Recorded during the shutdown at Cinder Sound Studio (Gunbarrel, Colorado) with producer John McVey, “Get Yourself Outside” (Frog Pad Records) is a musical odyssey of string instruments and sonic textures.
There’s the usual foot-stomping melodies and sorrowful ballads that reside at the core of the Yonder Mountain signature tone. But, there’s also a deep, honest sense of renewal and rejuvenation running through the heart of the record.
And, by being back on the road, Yonder Mountain has been taking note of its long, bountiful journey from its foundation in 1998 to the here and now.

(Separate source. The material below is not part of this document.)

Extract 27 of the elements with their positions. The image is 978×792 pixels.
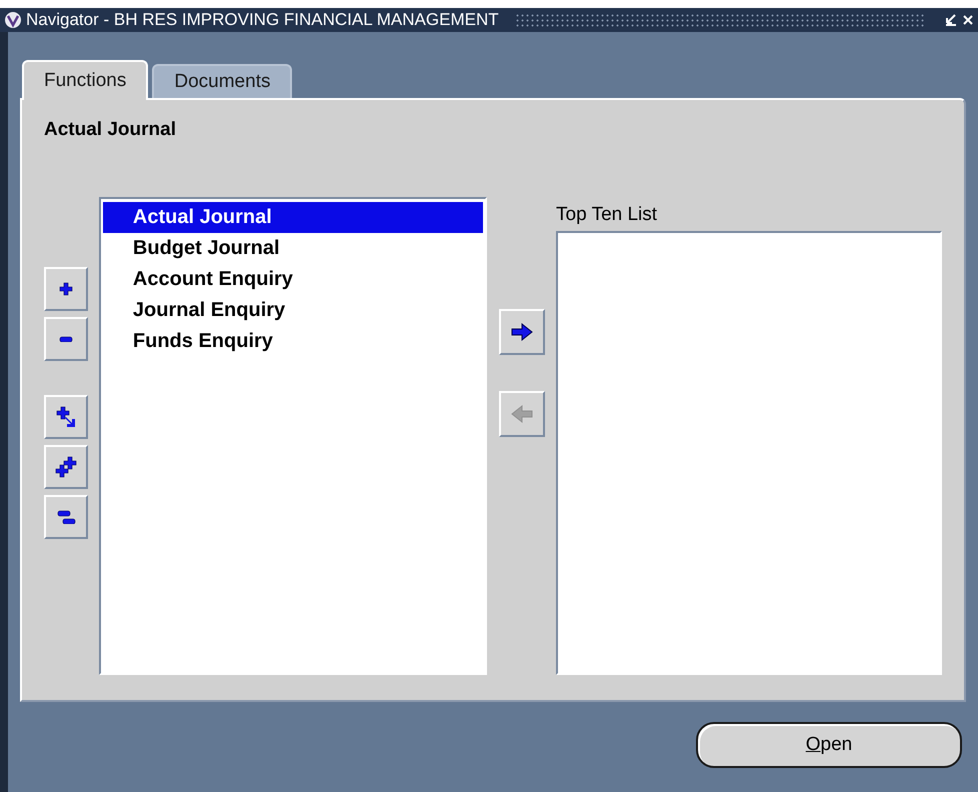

“Playing music live can be like medicine for my soul and that’s something we’ve never taken for granted in Yonder Mountain,” Kaufmann says.
It’s also a testament to the life and legacy of Yonder Mountain that three of the founding members — Aijala, Kaufmann and banjoist Dave Johnston — remain at the helm of this American musical institution, something complemented and accelerated in recent years by the fiery fiddle work of Allie Kral, who joined the group in 2015.
Looking back on those early days, the members of Yonder Mountain can’t help but shake their heads in awe — of where it all originated from, and what the live music landscape looked like at that time.
“When we started, we were the only example of what we were trying to do,” Kaufmann notes. “You can see a bluegrass band at a rock festival now. But, there was a time where something like that was incomprehensible.”
And it’s the fearlessness of youth — of being present within the serendipitous whirlwind of artistic collaboration and musical discovery — that remains a thick thread of inspiration and ambition within Yonder Mountain.
“I’ve never doubted for a second that this band wouldn’t work,” Kaufmann says. “That’s a wonderful experience to have known that early on — to not have fear or doubt in the creative experience. And when you think of it, how unlikely of a journey has this been?”
From selling out Red Rocks Amphitheatre at a time when that was unheard of for a string act, to standing at the microphone in front of tens of thousands at festivals like Bonnaroo, Yonder Mountain was the initial spark in an acoustic inferno decades ago that endures headlong into the 21st century — one burning brightly in an ongoing tidal wave movement that now includes marquee names like Billy Strings, Greensky Bluegrass, and The Infamous Stringdusters.